Un paradoxe peut exister lorsqu’un objet ou une information existe dans une boucle temporelle sans origine discernable. Par exemple, imaginons un personnage qui voyage dans le temps et donne un tableau célèbre à un artiste qui devient ensuite célèbre grâce à ce même tableau. La question se pose : D’où vient le tableau à l’origine ? Il semble qu’il n’y ait pas de créateur ou de source initiale.
Un autre exemple classique de paradoxe qui survient lorsque l’on voyage dans le temps est qu’une personne voyageant dans le temps tue son propre grand-père avant la conception de ses parents. Cet acte empêcherait la personne de naître, ce qui rendrait impossible tout voyage dans le temps pour commettre l’acte en premier lieu. Il y a contradiction, car ses actes annulent la possibilité de sa propre existence.
A propos d’existence, un paradoxe se produit lorsqu’un objet ou une information est créé sans source ou origine apparente, et que son existence dépend d’événements qui se produisent plus tard dans la chronologie. Imaginez par exemple qu’un personnage trouve un livre de prophéties sur sa propre vie et qu’il suive les événements décrits dans le livre, provoquant ainsi les événements eux-mêmes.
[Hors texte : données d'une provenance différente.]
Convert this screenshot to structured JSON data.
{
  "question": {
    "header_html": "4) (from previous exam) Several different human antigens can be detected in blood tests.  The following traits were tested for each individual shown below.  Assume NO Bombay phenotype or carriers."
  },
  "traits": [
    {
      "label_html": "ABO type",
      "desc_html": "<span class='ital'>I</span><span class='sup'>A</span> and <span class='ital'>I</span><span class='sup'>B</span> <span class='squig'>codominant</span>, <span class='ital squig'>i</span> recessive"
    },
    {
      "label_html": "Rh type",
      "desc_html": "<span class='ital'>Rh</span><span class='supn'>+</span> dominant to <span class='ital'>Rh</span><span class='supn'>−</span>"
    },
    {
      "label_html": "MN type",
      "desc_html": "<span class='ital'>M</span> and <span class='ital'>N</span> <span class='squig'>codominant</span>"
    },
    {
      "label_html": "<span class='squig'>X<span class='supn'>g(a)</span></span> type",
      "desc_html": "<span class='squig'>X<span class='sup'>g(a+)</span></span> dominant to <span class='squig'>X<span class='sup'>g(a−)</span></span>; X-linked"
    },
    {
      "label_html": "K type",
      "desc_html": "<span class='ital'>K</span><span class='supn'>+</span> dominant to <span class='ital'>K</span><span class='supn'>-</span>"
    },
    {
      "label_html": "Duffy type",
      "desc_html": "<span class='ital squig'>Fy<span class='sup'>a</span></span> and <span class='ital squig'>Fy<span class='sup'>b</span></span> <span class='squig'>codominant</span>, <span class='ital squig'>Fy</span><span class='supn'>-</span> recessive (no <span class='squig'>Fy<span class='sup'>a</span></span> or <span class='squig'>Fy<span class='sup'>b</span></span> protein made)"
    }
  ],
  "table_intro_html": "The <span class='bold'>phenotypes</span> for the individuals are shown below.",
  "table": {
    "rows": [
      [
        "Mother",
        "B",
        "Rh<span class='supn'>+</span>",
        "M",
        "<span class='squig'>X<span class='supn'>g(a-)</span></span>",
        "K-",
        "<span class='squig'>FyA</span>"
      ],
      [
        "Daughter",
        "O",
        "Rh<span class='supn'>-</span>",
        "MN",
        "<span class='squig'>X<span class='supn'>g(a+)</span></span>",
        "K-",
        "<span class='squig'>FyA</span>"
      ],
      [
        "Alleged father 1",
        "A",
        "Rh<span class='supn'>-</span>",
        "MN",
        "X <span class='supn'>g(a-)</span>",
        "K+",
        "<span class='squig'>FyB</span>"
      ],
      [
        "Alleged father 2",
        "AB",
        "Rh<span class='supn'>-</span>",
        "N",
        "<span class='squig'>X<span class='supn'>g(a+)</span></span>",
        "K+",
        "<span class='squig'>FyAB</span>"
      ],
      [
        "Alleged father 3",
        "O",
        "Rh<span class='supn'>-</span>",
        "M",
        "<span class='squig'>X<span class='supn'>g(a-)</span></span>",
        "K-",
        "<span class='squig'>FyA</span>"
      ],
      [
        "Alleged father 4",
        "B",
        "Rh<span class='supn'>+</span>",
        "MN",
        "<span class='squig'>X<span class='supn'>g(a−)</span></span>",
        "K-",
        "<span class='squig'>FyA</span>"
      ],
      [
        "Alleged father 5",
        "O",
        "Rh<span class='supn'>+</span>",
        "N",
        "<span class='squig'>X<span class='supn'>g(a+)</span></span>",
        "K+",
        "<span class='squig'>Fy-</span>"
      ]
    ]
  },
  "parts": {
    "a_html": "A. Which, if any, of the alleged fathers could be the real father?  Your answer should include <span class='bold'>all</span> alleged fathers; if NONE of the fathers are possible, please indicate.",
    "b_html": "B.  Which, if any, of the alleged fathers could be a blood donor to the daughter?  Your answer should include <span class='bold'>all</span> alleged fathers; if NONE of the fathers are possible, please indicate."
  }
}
La question se pose alors : D’où viennent les prophéties à l’origine si elles ont été créées par des événements qui n’ont pas encore eu lieu ?
Le paradoxe narratif souligne l’idée d’éléments conflictuels ou contradictoires au sein d’un récit qui remet en question notre compréhension de la cause et de l’effet, du temps et de la cohérence logique. Les paradoxes narratifs servent souvent d’outils de réflexion dans la littérature, les films et d’autres formes de narration, suscitant des discussions et explorant des idées complexes.